The title card of the Howdy Doody show appears on Doc's television set.

Buffalo Bob: "Hey, kids, what time is it?"
Children in the "peanut gallery" (audience): "It's Howdy Doody time!"
— Beginning of the Howdy Doody show
" "Hey, kids, what time is it?" / Doc's eyes snapped open at the sound of the man's bright cheerful voice. A couple dozen young, high, but no less cheerful voices shouted back: / "It's Howdy Doody time!" / His eyes focused on the black and white image of Buffalo Bob Smith, smiling out from the TV set across the room. Rain fell in sheets outside the window of the den — the aftermath, perhaps, of last night's lightning storm? Doc glanced down at his more immediate surroundings. He was sprawled on the living-room couch. There was an obvious deduction to be made from all this: he must have fallen asleep watching television, safe in his own home, far away from lightning storms and time machines and teenagers who refused to go away. / But then why, now he was awake, did he keep thinking about Marty McFly? / Doc sat up. He remembered. It wasn't a dream after all. / He really had invented a time machine. "
—From Back to the Future Part III by Craig Shaw Gardner (quote, page 6)

Howdy Doody was a black-and-white — and later, color — children's television show that aired on NBC in the United States from 1947 to 1960.

History[]

The show starred a marionette named Howdy Doody, from which the show took its title; and an actor in a cowboy outfit named Buffalo Bob Smith.

On the morning of Sunday, November 13, 1955, the show started to play on Dr. Emmett Brown's television set at his mansion. This alerted Doc to the time and date, not realizing that Marty McFly had driven him to his house the night before and had fallen asleep watching television.
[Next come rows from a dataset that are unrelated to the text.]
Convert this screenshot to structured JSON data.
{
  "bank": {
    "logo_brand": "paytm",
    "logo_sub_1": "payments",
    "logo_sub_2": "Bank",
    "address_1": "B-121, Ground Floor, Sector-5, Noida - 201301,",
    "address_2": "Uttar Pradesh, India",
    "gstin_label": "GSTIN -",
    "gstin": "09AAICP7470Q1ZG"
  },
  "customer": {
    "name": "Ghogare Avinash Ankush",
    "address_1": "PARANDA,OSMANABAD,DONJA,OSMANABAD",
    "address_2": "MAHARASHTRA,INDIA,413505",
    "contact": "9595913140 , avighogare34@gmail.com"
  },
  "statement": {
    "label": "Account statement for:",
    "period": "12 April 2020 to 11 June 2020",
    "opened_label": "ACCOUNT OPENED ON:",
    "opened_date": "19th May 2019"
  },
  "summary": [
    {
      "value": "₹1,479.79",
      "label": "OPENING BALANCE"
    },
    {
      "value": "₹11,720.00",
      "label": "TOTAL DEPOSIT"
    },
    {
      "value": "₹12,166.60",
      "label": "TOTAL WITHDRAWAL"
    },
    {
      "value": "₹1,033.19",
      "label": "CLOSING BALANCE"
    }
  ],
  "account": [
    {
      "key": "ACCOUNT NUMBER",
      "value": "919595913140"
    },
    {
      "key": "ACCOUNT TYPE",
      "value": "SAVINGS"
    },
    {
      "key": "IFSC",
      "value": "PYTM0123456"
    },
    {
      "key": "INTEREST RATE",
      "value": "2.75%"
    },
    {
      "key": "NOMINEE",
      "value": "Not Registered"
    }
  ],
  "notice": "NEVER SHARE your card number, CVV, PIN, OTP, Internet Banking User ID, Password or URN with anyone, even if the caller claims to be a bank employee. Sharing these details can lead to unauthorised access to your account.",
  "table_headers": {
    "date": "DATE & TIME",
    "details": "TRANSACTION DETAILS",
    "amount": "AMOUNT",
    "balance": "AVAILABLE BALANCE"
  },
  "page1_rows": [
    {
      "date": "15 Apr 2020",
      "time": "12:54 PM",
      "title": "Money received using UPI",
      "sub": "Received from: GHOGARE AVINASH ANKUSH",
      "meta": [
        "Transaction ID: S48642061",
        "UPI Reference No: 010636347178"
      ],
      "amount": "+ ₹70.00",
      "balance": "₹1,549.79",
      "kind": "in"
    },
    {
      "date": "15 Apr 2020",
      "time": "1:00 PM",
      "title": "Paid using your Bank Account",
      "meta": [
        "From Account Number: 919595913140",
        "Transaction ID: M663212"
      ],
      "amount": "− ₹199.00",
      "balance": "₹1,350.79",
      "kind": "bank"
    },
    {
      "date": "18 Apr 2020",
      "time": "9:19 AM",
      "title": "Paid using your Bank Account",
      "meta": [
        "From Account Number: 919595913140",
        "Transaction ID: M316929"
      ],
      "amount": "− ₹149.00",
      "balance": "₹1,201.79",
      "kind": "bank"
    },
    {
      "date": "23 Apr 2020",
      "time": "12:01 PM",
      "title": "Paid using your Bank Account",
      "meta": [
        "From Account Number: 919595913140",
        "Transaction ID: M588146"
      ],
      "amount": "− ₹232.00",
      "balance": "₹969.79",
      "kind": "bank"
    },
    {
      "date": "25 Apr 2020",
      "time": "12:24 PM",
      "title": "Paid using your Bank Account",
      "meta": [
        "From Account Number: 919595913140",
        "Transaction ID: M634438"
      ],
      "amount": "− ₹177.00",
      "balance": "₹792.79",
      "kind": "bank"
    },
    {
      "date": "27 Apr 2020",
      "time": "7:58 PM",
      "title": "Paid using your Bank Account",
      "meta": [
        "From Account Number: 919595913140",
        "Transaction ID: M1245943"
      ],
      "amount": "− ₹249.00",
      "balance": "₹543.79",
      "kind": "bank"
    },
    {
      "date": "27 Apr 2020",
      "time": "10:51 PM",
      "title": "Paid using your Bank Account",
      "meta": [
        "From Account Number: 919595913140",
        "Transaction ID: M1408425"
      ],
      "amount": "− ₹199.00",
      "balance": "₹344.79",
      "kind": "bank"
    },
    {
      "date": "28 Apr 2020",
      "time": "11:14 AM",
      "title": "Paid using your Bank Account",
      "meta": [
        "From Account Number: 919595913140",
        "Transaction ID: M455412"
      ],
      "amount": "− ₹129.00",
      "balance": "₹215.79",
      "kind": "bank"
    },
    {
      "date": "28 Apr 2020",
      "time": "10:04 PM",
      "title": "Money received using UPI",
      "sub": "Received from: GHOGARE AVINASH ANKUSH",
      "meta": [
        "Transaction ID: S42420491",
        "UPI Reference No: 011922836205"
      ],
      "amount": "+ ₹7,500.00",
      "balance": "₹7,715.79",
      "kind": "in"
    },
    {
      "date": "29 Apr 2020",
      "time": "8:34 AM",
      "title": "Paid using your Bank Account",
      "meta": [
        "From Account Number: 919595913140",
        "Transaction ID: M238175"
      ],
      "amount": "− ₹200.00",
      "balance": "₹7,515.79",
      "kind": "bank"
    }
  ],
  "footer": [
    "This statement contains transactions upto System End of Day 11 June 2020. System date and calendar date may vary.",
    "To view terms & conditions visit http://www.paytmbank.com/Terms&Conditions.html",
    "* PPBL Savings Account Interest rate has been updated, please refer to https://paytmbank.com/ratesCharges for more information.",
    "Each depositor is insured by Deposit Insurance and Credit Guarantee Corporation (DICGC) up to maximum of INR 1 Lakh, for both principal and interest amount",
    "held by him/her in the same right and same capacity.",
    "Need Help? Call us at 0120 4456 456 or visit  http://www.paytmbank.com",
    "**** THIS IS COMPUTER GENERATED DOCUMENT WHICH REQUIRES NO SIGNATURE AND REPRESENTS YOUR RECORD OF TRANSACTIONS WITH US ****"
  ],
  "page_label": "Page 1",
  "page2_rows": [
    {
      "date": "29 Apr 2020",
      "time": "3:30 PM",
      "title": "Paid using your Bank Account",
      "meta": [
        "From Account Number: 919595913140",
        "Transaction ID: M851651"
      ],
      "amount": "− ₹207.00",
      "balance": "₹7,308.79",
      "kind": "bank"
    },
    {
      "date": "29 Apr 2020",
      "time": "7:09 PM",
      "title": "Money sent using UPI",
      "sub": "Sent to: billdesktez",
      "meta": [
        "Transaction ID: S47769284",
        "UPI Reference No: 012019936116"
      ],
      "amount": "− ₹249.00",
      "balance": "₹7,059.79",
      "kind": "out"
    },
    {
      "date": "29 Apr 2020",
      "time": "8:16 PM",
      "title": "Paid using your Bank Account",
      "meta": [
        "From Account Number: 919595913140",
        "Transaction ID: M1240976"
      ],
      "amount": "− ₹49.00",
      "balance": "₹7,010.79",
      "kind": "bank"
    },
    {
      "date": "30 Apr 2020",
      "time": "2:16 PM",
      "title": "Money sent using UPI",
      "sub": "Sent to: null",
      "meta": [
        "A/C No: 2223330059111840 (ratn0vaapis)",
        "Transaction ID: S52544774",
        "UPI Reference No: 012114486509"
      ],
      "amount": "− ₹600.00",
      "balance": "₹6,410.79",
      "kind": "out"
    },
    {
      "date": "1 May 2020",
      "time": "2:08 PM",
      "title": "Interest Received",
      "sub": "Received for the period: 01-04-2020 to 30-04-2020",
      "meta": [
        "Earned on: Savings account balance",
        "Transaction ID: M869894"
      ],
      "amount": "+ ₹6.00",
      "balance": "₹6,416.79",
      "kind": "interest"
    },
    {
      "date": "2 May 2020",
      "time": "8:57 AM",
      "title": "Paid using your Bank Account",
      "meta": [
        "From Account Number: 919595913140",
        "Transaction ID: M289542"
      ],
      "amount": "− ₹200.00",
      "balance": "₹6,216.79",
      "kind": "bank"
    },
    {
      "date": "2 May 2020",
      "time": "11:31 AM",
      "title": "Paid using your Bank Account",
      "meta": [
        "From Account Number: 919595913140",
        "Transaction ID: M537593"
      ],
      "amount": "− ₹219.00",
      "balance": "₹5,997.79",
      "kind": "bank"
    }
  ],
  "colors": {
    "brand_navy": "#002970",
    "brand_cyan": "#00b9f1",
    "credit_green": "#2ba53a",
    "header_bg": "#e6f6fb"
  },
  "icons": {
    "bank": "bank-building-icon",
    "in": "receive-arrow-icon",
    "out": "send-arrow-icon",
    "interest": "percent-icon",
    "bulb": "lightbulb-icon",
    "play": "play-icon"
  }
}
As the first show of the broadcast day, it interrupted the test pattern that was shown on television all night.

Behind the scenes[]

  • The show's Western theme foreshadows Marty's trip to the Old West.
  • The opening theme of the show is featured at the beginning of the Back to the Future first draft screenplay.
  • The show was broadcast in black-and-white from 1947 to 1955, and in color from 1955 to 1960.